According to security experts, a sophisticated cyberespionage campaign linked to China, known as Earth Krahang, has targeted over 70 organisations globally, predominantly government entities.
Trend Micro researchers have been monitoring the operation since early 2022, revealing that the group exploits public-facing servers and deploys phishing emails to develop two custom backdoors, RESHELL and XDealer, which it uses alongside the Cobalt Strike tool. XDealer, also known as DinodasRAT, has evolved since 2023, becoming more sophisticated with capabilities to target both Windows and Linux machines, including stealing screenshots, clipboard data, and logging keystrokes.

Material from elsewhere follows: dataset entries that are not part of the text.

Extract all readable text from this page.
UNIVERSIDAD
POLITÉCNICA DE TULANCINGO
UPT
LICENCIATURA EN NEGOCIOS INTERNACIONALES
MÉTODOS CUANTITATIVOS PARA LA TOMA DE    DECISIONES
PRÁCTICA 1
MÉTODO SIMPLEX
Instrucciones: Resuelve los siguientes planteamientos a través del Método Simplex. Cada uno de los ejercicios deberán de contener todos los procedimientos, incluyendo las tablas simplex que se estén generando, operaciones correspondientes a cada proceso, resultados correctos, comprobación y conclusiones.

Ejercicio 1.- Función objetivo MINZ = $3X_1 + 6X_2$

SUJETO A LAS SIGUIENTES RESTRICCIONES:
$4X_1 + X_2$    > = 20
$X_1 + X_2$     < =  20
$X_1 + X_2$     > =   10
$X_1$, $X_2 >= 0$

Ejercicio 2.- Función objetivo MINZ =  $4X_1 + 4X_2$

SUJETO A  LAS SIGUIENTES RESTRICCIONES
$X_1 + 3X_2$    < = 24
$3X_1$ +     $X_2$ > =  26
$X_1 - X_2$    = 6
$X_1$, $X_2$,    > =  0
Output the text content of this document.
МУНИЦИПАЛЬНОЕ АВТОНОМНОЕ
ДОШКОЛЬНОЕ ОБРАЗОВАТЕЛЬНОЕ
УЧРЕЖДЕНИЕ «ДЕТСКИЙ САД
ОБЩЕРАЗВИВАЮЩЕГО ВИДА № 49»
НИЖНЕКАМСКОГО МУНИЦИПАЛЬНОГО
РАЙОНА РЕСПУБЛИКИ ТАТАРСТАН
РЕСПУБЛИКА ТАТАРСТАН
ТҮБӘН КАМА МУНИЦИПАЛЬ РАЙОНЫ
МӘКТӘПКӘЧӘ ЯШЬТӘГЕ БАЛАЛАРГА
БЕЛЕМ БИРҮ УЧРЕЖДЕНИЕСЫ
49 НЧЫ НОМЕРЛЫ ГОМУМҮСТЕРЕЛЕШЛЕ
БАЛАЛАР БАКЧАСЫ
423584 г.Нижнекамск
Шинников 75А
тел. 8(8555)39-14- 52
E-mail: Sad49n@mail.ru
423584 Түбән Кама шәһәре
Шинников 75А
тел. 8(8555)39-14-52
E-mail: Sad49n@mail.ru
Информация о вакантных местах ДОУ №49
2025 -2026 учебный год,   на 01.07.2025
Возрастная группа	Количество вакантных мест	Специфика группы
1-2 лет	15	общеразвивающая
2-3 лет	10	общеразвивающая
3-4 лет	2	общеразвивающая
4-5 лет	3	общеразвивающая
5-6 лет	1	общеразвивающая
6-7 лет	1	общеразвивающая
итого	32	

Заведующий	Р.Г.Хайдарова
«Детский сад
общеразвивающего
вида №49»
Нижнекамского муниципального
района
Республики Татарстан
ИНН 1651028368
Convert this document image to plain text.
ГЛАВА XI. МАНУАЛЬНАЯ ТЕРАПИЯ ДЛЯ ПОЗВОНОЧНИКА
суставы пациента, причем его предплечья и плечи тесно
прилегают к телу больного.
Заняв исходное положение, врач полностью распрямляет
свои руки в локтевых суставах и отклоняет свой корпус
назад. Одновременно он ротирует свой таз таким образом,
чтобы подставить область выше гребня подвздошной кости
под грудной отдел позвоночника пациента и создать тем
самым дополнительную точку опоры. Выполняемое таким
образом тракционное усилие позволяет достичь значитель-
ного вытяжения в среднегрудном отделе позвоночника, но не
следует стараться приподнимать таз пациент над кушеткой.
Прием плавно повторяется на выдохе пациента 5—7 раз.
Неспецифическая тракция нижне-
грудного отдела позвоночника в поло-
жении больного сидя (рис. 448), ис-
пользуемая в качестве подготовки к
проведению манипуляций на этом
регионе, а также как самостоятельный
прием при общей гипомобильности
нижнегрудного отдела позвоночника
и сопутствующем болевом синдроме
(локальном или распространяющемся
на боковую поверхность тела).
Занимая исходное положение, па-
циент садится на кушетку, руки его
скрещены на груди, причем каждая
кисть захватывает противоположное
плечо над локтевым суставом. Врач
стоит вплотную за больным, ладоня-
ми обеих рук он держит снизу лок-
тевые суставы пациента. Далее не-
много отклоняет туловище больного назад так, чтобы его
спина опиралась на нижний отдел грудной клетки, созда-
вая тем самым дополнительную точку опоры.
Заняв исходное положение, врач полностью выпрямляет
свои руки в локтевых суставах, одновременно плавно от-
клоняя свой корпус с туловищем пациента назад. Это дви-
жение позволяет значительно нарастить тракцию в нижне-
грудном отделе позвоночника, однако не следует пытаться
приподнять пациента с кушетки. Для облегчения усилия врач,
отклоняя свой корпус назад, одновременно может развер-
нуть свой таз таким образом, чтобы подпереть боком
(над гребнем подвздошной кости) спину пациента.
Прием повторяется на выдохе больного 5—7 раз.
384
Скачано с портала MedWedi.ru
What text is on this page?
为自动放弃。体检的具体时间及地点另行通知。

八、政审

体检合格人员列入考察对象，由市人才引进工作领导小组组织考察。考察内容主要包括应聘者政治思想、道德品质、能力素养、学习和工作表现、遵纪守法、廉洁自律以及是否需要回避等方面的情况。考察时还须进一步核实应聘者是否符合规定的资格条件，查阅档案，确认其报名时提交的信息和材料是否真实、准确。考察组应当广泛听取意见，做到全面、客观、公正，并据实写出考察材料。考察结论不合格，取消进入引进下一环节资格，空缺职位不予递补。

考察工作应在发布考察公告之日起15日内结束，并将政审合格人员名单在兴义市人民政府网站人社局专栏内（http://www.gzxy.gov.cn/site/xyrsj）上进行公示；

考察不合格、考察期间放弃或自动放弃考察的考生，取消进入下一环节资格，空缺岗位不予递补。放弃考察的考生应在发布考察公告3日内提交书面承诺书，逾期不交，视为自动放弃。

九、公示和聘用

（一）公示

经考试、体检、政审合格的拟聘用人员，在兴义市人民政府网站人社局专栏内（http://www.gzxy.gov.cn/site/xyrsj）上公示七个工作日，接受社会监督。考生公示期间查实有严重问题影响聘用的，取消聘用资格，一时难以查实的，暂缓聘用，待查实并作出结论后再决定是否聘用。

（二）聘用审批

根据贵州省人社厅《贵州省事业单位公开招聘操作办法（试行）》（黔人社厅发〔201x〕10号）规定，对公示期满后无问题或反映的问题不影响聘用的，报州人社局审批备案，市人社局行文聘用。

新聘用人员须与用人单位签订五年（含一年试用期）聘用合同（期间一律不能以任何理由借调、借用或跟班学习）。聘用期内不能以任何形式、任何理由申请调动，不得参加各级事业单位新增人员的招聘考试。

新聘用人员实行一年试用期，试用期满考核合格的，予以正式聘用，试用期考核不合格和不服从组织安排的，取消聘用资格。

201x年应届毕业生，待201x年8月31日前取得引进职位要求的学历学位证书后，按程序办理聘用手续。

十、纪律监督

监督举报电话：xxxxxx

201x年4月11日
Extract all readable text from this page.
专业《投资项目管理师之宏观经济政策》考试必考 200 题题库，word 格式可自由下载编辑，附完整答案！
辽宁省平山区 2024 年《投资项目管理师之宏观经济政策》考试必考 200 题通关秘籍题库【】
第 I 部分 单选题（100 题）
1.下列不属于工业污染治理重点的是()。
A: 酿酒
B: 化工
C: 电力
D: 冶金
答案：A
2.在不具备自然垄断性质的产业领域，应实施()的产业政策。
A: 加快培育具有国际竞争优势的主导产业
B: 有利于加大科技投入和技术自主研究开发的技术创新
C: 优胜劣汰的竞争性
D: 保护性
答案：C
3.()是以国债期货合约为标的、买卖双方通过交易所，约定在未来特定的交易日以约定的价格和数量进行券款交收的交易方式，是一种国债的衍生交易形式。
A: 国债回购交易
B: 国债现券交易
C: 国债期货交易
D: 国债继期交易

The cyberespionage operation utilises various tools and techniques, including open-source scanning tools and vulnerability-scanning tools like sqlmap and wordpressscan. Earth Krahang exploits those vulnerabilities in systems like OpenFire and Oracle Web Applications Desktop Integrator to infiltrate networks and employs phishing emails with geopolitical themes to trick victims into opening malicious attachments or clicking on URLs.
These tactics allow Earth Krahang to compromise government infrastructure, host malicious payloads, and conduct spear-phishing attacks, often using compromised government email accounts to target other government-related entities.
While government organisations are the primary targets, Earth Krahang also attacks sectors such as education and telecommunications across 23 countries, mainly in Asia and America. The group shares connections with other Chinese state-backed gangs and potentially with I-Soon, a Chinese security contractor implicated in extensive hacking campaigns against foreign governments.
Organisations are urged to implement robust cybersecurity measures, including employee training to recognise phishing attempts and ensuring software is regularly updated with security patches to thwart such attacks.